I intend to build me a house which will surpass any on the main street in Concord in grandeur and luxury, as soon as it pleases me as much and will cost me no more than my present one.

I thus found that the student who wishes for a shelter can obtain one for a lifetime at an expense not greater than the rent which he now pays annually. If I seem to boast more than is becoming, my excuse is that I brag for humanity rather than for myself; and my shortcomings and inconsistencies do not affect the truth of my statement.

I became curious about this need to fill in a ledger that Hennacy & Thoreau & I had. Although this is the third year that I have published an accounting of my budget, I still have to overcome an inhibition that discourages me from doing so.

In part, I think this inhibition comes from a taboo about discussing detailed money matters with others — it would be easier for many people to blog about the follies of their sex lives than about the line items in their budgets. In part also, I worry that it is a particularly boring form of exhibitionism (people would probably rather read about your sex life than your checkbook, too).

But there is also a sort of lingering feeling that matters of money and economics are themselves shameful. In the same way that everyone has bowel movements but it isn’t polite to bring it up in conversation, everyone has a budget but nobody is supposed to really talk about it. If you pay too much attention to money it must be because you’re poor, or stingy, or greedy, or obsessed with money in a vulgar way, or something shameful like that.

This is too bad, because the part of our lives that we hide in this way is a big part of the lives we live.
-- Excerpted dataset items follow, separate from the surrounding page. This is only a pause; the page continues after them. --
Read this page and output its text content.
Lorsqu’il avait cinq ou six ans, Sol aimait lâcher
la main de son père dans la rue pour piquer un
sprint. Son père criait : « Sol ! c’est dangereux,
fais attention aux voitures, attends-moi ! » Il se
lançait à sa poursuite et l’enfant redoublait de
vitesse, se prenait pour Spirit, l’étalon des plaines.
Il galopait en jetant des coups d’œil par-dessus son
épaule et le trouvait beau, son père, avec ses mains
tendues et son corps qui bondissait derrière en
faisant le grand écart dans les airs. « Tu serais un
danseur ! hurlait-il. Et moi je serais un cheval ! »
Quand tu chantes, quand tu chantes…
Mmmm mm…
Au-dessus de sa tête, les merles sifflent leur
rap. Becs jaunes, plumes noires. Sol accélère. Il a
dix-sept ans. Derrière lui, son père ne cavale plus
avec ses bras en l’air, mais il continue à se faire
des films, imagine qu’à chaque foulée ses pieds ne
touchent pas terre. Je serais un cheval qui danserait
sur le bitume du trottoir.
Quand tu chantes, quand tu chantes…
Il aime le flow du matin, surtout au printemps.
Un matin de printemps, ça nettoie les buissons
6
Somehow in the course of history, while we were acquiring tools like money and credit and capital and commerce to supplement and amplify our ways of living, we were also shoving a lot of how we live behind a veil.

The irony is that these same tools give us a convenient notation for quantifying and reconciling much of our incomes and outgoes, the heartbeats of our economic health — it’s as if someone has handed us binoculars and we responded by putting on a blindfold.
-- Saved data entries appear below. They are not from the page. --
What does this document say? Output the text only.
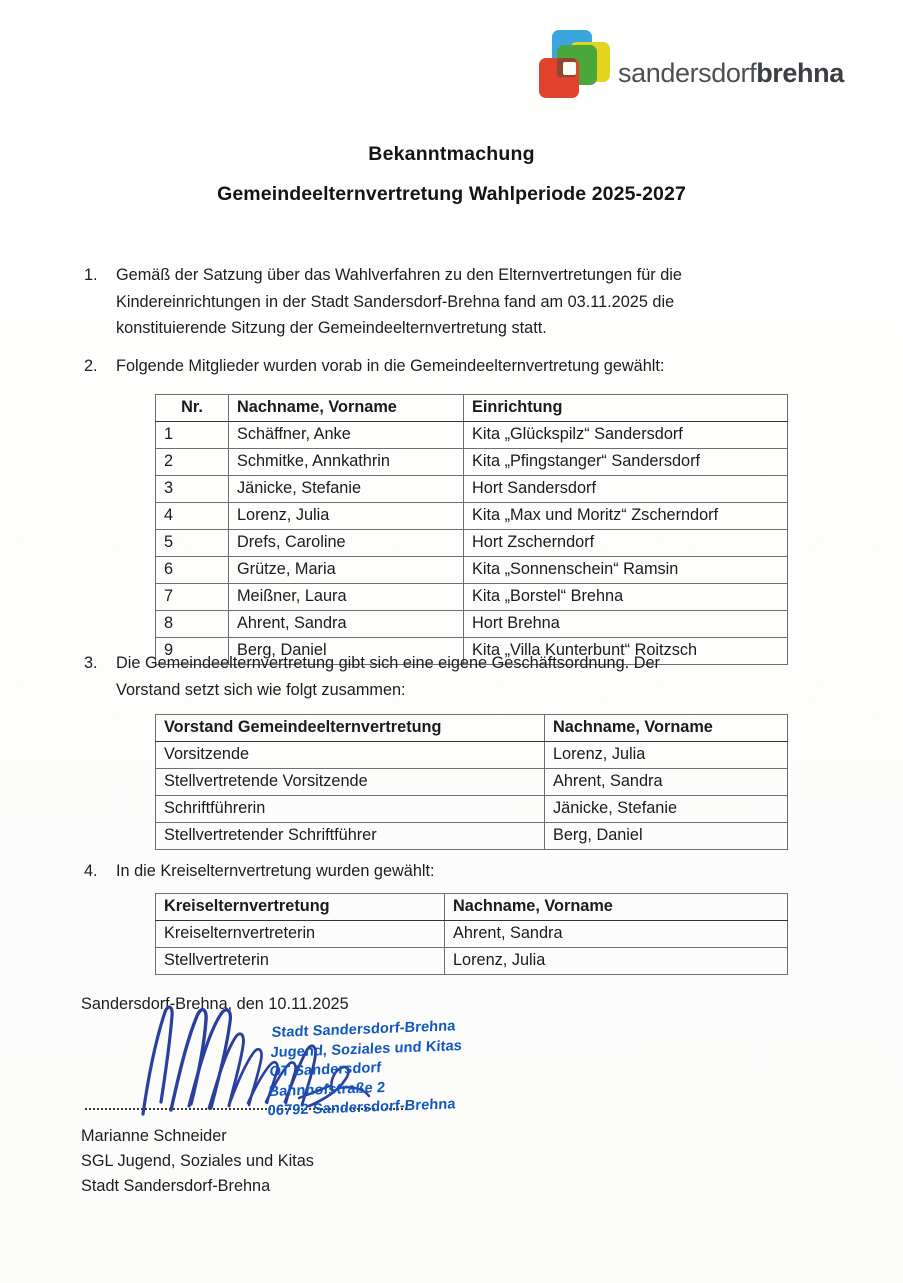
sandersdorfbrehna
Bekanntmachung
Gemeindeelternvertretung Wahlperiode 2025-2027
1.	Gemäß der Satzung über das Wahlverfahren zu den Elternvertretungen für die Kindereinrichtungen in der Stadt Sandersdorf-Brehna fand am 03.11.2025 die konstituierende Sitzung der Gemeindeelternvertretung statt.
2.	Folgende Mitglieder wurden vorab in die Gemeindeelternvertretung gewählt:
Nr.	Nachname, Vorname	Einrichtung
1	Schäffner, Anke	Kita „Glückspilz“ Sandersdorf
2	Schmitke, Annkathrin	Kita „Pfingstanger“ Sandersdorf
3	Jänicke, Stefanie	Hort Sandersdorf
4	Lorenz, Julia	Kita „Max und Moritz“ Zscherndorf
5	Drefs, Caroline	Hort Zscherndorf
6	Grütze, Maria	Kita „Sonnenschein“ Ramsin
7	Meißner, Laura	Kita „Borstel“ Brehna
8	Ahrent, Sandra	Hort Brehna
9	Berg, Daniel	Kita „Villa Kunterbunt“ Roitzsch
3.	Die Gemeindeelternvertretung gibt sich eine eigene Geschäftsordnung. Der Vorstand setzt sich wie folgt zusammen:
Vorstand Gemeindeelternvertretung	Nachname, Vorname
Vorsitzende	Lorenz, Julia
Stellvertretende Vorsitzende	Ahrent, Sandra
Schriftführerin	Jänicke, Stefanie
Stellvertretender Schriftführer	Berg, Daniel
4.	In die Kreiselternvertretung wurden gewählt:
Kreiselternvertretung	Nachname, Vorname
Kreiselternvertreterin	Ahrent, Sandra
Stellvertreterin	Lorenz, Julia
Sandersdorf-Brehna, den 10.11.2025
Stadt Sandersdorf-Brehna
Jugend, Soziales und Kitas
OT Sandersdorf
Bahnhofstraße 2
06792 Sandersdorf-Brehna
Marianne Schneider
SGL Jugend, Soziales und Kitas
Stadt Sandersdorf-Brehna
This taboo has some big disadvantages — it means that we don’t compare notes and learn from each other’s experiences, and also it means that we often do not look at our own economic behavior very closely, even by ourselves from behind the veil. We wander around, spending money with our eyes closed, stumbling into debt, wondering why things don’t quite work out according to plan but ignoring that we’re blinding ourselves.
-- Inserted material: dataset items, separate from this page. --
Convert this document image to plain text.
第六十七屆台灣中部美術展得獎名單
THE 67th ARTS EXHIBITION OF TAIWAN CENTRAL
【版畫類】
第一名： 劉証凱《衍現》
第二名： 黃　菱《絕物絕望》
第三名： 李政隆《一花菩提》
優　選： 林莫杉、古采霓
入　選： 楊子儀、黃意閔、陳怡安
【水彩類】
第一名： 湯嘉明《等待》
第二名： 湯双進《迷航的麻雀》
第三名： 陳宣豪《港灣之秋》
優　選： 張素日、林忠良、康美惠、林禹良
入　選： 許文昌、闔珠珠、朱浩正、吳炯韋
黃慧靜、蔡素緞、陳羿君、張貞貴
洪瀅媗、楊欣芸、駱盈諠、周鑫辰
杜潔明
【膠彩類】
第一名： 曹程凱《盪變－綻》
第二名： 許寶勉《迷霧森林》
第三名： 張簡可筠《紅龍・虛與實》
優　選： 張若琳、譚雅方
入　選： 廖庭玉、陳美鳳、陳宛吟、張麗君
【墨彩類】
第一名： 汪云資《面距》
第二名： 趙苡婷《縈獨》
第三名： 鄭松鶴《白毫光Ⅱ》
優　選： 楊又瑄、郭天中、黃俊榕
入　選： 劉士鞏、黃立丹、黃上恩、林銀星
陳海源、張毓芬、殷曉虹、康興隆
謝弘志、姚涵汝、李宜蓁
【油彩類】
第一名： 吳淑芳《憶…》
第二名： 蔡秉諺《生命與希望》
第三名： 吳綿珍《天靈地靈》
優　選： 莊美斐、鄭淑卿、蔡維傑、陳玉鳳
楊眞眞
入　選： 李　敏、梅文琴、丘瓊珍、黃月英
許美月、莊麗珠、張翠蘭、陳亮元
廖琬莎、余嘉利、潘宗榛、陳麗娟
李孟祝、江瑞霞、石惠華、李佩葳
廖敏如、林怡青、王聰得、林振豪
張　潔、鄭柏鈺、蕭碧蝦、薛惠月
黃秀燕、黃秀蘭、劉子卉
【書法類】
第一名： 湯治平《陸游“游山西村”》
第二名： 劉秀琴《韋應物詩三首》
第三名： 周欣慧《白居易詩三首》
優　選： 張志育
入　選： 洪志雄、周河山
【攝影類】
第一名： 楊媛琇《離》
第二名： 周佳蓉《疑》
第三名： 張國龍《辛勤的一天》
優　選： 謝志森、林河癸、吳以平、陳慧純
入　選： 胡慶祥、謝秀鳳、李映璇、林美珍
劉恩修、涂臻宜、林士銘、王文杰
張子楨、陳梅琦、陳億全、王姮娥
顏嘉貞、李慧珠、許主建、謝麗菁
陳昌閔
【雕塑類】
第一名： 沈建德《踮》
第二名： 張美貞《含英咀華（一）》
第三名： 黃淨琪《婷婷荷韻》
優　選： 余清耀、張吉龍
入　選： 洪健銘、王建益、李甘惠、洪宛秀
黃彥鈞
And because we hide our true economic health from each other, we evaluate each other very superficially — we judge someone’s well-being by sizing up their bling because we know no better and aren’t supposed to ask. We envy people whose sparkling debts are crushing them and pity people who would rightly fight tooth and nail not to trade places with them.

It’s hard not to entertain conspiracy theories when confronting this. After all, it’s easier to make a profit off of customers who can’t tell whether or not they’re being ripped off, and it’s easier for a government to tax people who won’t bother to translate that lost money into lost time and energy because they don’t know any better. There are powerful people who benefit from this money taboo.

But whether the wool was pulled over our eyes or whether we put the blinders on ourselves, we can’t expect someone else to come along and restore our sight. We have to, and we ought to, do that ourselves.